Nas palavras de Miguel Rodrigues, o entendimento do PS “é que o farmacêutico, para além do papel que já tinha, passou a assumir mais algumas funções durante a legislatura”. E concretizou com exemplos de acompanhamento de doença crónica e as extensões dos prazos de prescrição, o que faz o profissional de farmácia “assumir um grau de responsabilidade maior”.
“Neste espaço digital que queremos criar, e acho que este é um objetivo comum a todos os partidos, é suposto que possamos responder da mesma forma que, ou através da rede convencionada, ou através dos MCDT’s do Serviço Nacional de Saúde. E não é tão fácil assim. A questão da partilha de dados de saúde, e em particular do registo clínico com o farmacêutico, não é simples. Não podemos fingir que é uma coisa que se estala os dedos e fica feita”, explicou, relembrando projetos lei do PS que não foram adiante quando diante da Comissão Nacional de Proteção de Dados e do Conselho Superior de Magistratura. Em causa estavam situações que envolviam estudantes de medicina e observações clínicas.

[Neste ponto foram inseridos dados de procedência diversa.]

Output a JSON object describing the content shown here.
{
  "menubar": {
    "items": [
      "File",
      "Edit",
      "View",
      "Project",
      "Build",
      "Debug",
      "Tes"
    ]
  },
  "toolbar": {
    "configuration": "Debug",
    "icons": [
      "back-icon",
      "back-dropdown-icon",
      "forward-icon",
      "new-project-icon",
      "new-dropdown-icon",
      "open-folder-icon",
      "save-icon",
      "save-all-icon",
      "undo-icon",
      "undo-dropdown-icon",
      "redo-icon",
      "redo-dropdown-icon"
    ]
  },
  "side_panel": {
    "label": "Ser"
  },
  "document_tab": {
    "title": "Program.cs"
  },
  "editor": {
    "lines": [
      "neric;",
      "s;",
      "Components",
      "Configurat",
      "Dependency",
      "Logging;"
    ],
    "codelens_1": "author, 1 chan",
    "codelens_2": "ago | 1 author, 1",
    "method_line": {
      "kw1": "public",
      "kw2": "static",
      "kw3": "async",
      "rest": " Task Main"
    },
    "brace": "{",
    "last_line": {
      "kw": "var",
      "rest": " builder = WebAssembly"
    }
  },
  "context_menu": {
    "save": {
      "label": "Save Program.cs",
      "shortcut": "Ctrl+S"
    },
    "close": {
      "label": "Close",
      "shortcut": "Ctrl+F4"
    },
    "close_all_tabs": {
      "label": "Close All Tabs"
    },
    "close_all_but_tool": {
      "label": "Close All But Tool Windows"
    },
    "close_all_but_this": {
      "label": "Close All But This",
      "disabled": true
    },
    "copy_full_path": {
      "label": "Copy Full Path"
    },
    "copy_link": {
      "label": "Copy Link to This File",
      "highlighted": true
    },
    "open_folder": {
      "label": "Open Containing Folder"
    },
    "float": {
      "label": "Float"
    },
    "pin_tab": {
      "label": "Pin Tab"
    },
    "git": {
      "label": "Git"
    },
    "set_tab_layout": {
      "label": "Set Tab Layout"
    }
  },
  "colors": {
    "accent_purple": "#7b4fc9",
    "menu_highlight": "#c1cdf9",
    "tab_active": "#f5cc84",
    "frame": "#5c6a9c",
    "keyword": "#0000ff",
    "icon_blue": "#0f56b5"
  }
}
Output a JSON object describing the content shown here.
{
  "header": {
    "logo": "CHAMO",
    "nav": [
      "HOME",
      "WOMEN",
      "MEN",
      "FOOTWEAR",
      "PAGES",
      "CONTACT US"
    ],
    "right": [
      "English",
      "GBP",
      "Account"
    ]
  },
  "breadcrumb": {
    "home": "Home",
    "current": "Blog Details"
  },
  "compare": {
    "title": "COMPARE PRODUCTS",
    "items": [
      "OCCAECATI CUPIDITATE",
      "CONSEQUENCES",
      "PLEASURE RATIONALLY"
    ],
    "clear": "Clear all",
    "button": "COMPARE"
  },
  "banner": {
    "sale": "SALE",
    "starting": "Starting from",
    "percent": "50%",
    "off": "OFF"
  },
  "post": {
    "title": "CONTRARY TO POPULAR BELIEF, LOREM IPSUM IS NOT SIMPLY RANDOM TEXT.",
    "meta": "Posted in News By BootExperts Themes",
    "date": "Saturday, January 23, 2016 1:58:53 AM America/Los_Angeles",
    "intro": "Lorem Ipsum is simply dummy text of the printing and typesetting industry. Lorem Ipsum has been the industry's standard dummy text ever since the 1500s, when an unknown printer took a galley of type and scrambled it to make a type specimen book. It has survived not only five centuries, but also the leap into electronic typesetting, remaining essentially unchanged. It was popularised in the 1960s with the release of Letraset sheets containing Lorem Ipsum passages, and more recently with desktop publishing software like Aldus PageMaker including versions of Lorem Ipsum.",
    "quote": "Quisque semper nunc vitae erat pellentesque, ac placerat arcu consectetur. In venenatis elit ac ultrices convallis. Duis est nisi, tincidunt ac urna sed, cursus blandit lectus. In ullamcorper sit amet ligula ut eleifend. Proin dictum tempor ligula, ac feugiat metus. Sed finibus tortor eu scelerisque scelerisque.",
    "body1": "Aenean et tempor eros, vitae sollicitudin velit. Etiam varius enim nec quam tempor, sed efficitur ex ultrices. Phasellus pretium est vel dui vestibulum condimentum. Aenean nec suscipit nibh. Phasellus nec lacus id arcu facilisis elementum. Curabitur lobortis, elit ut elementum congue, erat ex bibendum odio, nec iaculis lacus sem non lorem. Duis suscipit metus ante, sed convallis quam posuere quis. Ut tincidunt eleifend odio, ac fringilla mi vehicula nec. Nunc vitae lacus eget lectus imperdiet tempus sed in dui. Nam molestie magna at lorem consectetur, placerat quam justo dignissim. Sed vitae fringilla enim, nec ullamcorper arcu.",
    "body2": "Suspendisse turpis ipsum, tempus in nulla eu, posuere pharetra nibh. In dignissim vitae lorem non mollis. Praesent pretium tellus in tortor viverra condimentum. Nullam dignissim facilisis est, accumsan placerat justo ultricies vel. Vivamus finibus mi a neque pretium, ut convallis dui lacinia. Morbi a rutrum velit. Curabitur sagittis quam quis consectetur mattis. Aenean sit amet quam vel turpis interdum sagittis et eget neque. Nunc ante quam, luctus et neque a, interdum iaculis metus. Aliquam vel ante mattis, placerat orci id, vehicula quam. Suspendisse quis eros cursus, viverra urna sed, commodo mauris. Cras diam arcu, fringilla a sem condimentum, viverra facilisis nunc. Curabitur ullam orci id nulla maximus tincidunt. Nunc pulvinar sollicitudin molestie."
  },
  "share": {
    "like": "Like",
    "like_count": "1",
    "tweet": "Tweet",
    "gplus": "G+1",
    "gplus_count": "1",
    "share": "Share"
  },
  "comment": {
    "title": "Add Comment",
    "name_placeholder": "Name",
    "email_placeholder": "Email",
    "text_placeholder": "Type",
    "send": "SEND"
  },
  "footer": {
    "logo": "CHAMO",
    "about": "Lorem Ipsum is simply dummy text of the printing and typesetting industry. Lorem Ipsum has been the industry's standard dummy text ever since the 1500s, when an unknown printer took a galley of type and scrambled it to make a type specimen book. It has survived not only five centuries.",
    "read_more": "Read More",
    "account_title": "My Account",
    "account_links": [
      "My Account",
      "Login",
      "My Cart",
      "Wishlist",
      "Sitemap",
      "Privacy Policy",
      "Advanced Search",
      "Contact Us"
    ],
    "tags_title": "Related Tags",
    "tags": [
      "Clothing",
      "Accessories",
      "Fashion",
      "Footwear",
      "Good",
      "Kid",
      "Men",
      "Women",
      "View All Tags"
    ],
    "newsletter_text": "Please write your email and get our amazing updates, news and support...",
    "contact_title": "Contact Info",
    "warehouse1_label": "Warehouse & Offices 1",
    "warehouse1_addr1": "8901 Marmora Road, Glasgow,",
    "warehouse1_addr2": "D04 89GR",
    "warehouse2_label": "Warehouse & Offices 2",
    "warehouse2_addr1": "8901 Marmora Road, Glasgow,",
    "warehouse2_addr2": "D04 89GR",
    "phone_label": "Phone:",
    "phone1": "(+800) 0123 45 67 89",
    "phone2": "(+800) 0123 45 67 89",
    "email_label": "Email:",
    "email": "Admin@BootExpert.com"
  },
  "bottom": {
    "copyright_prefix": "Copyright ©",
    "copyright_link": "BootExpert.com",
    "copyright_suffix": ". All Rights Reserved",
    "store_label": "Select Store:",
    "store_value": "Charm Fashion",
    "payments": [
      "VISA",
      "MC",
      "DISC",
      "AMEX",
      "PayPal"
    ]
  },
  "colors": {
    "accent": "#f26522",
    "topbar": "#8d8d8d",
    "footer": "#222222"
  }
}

Destacou que “há uma necessidade de aumentar aquilo que já está a acontecer em algumas regiões do país, quer do acompanhamento da doença crónica, quer do ponto de vista da prescrição e do acompanhamento da prescrição”. “E entendemos que as farmácias comunitárias têm que passar a ser não apenas recetáculos de informação, e isso é desejável numa lógica de partilha de registo clínico, mas também produtoras de informação e de referenciação para dentro do Serviço Nacional de Saúde, sempre que a sintomatologia indicar ou paciente necessitar”, disse ainda.
As eleições legislativas acontecem no próximo domingo, dia 10 de março. Já mais de 200 mil pessoas efetuaram o seu voto antecipado em mobilidade, no passado dia 3 de fevereiro.